Here's an example of a session:
| Item | Details | Duration |
|---|---|---|
| Warm-up | Jogging, static stretching | 7 min |
| Dynamic stretching | Dynamic stretching for each joint and major muscle group. 8 exercises. | 8 min |
| Jump rope | Good for agility and balance. 5 exercises. | 10 min (5 sets of 1.5 min + 0.5 min rest) |
| Ladder drills | Multi-movement combined drills. ~10 exercises. | 20 min |
After this, the team moves into baseball-specific practice like catch.
Training Results
It's only been about a month since we started, but the kids' athletic ability has unmistakably improved:
- A child who couldn't coordinate their limbs and couldn't step through the ladder at all can now move through it at a decent speed
- A child who couldn't do a double-under jump rope did it several times in a row
The effects are real and strong.

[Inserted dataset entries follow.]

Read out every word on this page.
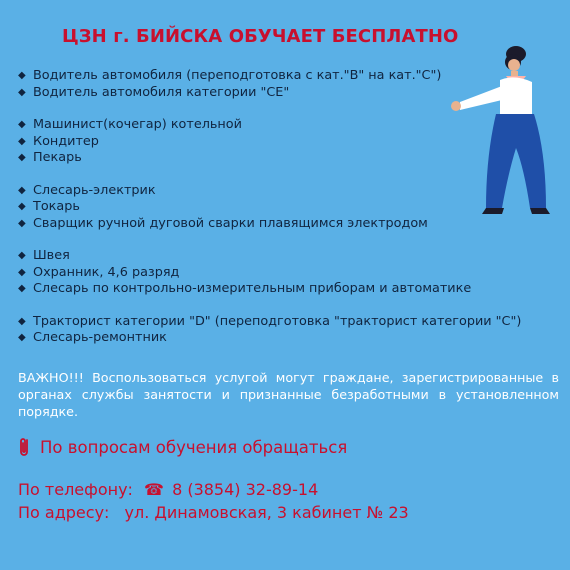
ЦЗН г. БИЙСКА ОБУЧАЕТ БЕСПЛАТНО
◆ Водитель автомобиля (переподготовка с кат."B" на кат."C")
◆ Водитель автомобиля категории "CE"
◆ Машинист(кочегар) котельной
◆ Кондитер
◆ Пекарь
◆ Слесарь-электрик
◆ Токарь
◆ Сварщик ручной дуговой сварки плавящимся электродом
◆ Швея
◆ Охранник, 4,6 разряд
◆ Слесарь по контрольно-измерительным приборам и автоматике
◆ Тракторист категории "D" (переподготовка "тракторист категории "C")
◆ Слесарь-ремонтник
ВАЖНО!!! Воспользоваться услугой могут граждане, зарегистрированные в органах службы занятости и признанные безработными в установленном порядке.
По вопросам обучения обращаться
По телефону: ☎ 8 (3854) 32-89-14
По адресу: ул. Динамовская, 3 кабинет № 23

The kids themselves are clearly pleased.
There are three things I find valuable about this training approach:
- Wherever these kids are starting from, their athletic ability will improve
- It will translate into baseball performance over the medium term
- "Getting better" becomes a source of joy and confidence
The third one is what I care about most.
I want to give these kids the joy of getting better at using their bodies.
Not everyone will make it to a national high school baseball tournament (Koshien). Some kids will quit baseball. Some will move on to other sports.
But I want them to enjoy a lifelong relationship with physical activity — one they can weave into their lives over the long haul. Because that's the kind of life I aspire to myself.
The Value of Physical Capacity in the AI Era
Physical things. Real things. Human things.
The body is the supreme example of all three — and I believe its value will only grow from here.
I care deeply about physical capacity in my own life, and I'd love to give my kids the experience of discovering that physical capacity matters.
AI and the digital world will flood into their lives whether they want it or not.
If sport and physical activity become a tool they can use to step away from that world — that would be more than enough reward for a coach.